Berkeley Rejects Resolution on Settling Former Cleared Guantanamo Detainees
Update Feb 16: The City Council rejected the Guantanamo measure 4-1, with four abstentions.
It also approved a resolution calling for the “immediate end to the cruel, inhuman, and degrading treatment” of Wikileaks whisteblower Bradley Manning, the Army private being held in a military prison on charges of leaking classified documents.
Tonight’s the night, Berkeley watchers. The City Council will consider a resolution inviting former Guantanamo detainees who have been cleared of illegality to take up residence there.
You can peruse the resolution here. It reads:
The Peace and Justice Commission, consistent with its mandate to promote peace and justice, locally, nationally and internationally, recommends that the United States lift its ban on the domestic repatriation of cleared Guantanamo detainees and that following the removal of this legal impediment, that assistance be given for their safe resettlement to the United States. It is proposed that the City of Berkeley then welcome one or two detainees to live in Berkeley, with needed housing and other support offered by the Berkeley community.
The City has a longstanding policy in support of peace and justice including previously welcoming refugees from other countries who unjustly suffered imprisonment, torture, and related traumatic experiences. Consistent with that policy leadership, the Council
of the City of Berkeley is urged to take a position to support the resettlement of one or two Guantanamo detainees to Berkeley. Similar actions were adopted by the cities of Amherst and Leverette, both in Massachusetts.
City Manager Phil Kamlarz, however, is not in harmony with the cause, citing federal law prohibiting the settlement of former detainees in the U.S.
If you want to know before most people how it all comes out, watch the City Council action live on the web, starting at 7 p.m.
KQED News intern Kyung Jin Lee spoke today with Rita Maran, a member of the Berkeley Peace and Justice Commission, who introduced the resolution:
This issue, of course, has provided amble fodder for Berkeley-bashers, who no doubt imagine Osama Bin Laden getting his own table at Chez Panisse. Here’s a snippet from an American Thinker blog post called “Plant a Tree and Hug a Terrorist:”
…in response to the recommendation of the Peace and Justice Commission, the Berkeley City Council plans to vote on a motion to share a cup of sugar with a terrorist. According to Peace and Justice Commissioner Rita Maran, the proposal is a way to welcome to the community “the kind of people you’d like to have living next door to you or dating your cousin.”

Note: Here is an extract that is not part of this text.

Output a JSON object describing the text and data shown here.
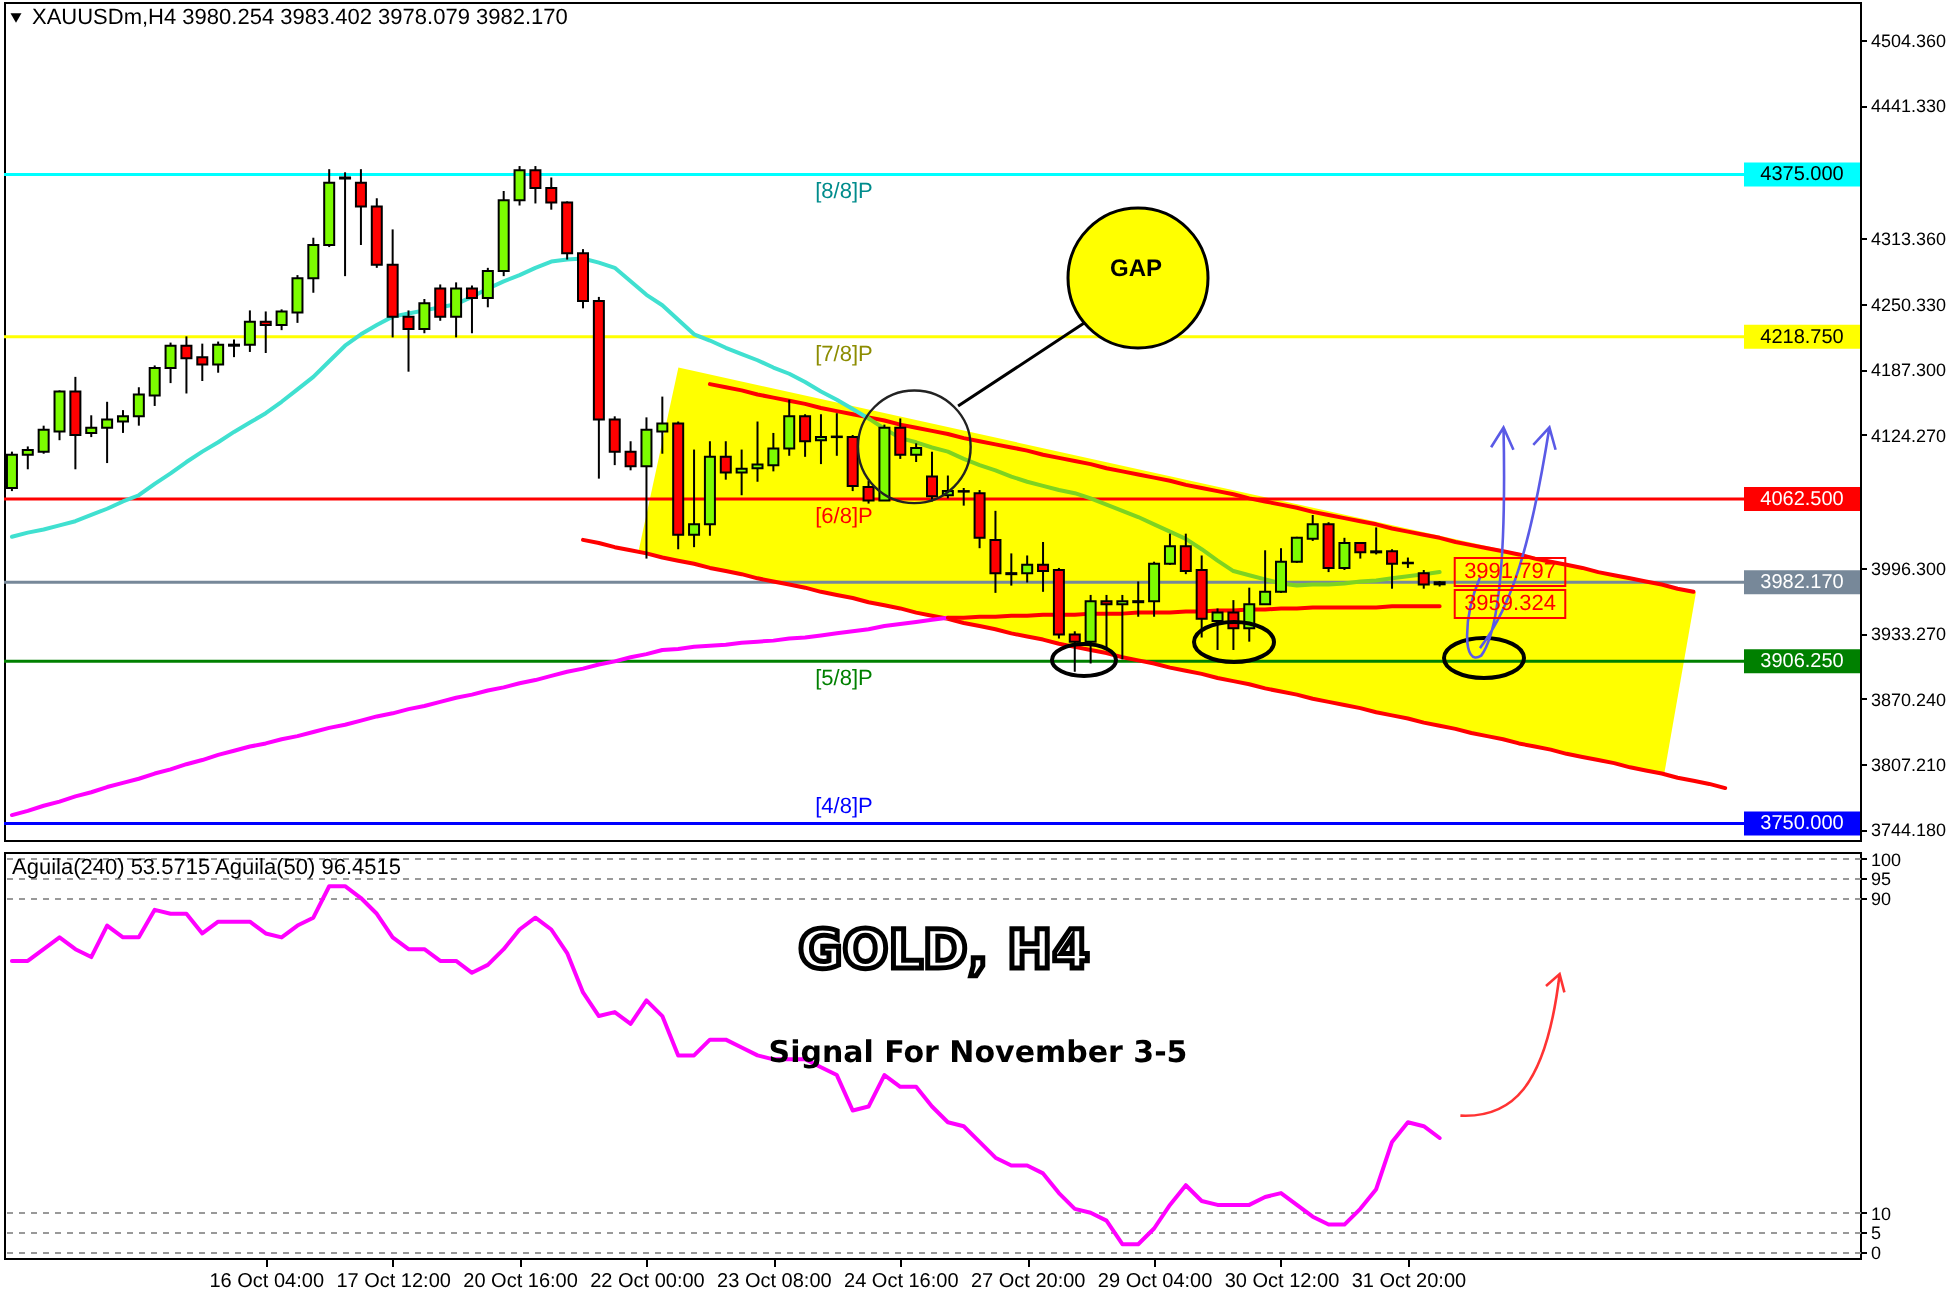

Receiving “new neighbors” from Guantanamo Bay could make the home to heiress/bank robber Patty Hearst, the late LSD guru Dr. Timothy Leary, and deceased Communist-poet Allen Ginsberg even more notorious than before.
Chronicle columnist Debra Saunders has a marginally less loathing take on the matter:
The Berkeley City Council remains in the easy seat where talk is cheap. Or as UC Berkeley law professor and former Bush White House attorney John Yoo noted, “It’s the perfect combination of futility and stupidity. It is futile, because what happens to Gitmo detainees is up to the federal government. It is stupid because only Berkeley would want to be a magnet for resettlement of Gitmo detainees.”
Pity the poor Peace and Justice crowd. Gone is the cheap thrill of pretending that all of America’s problems would go away if only George W. Bush weren’t in the White House. So in a new act of fiction, Berzerkeley plays make-believe by pretending that two Gitmo detainees should be dating your cousin.
(For a refutation of the case Saunders makes against two detainees cited by Berkeley as possible settlement candidates, check out this Firedoglake post.)
Just recently the city also took another p.r. pounding, on the now-delayed vote to honor Wikileaks’ whistleblower Bradley Manning. And it’s true — what some may consider to be misguided dogooderism does make a tempting target.
But don’t you think there’s something appealing about a place that always tries to do the right thing, even if it doesn’t always get it right?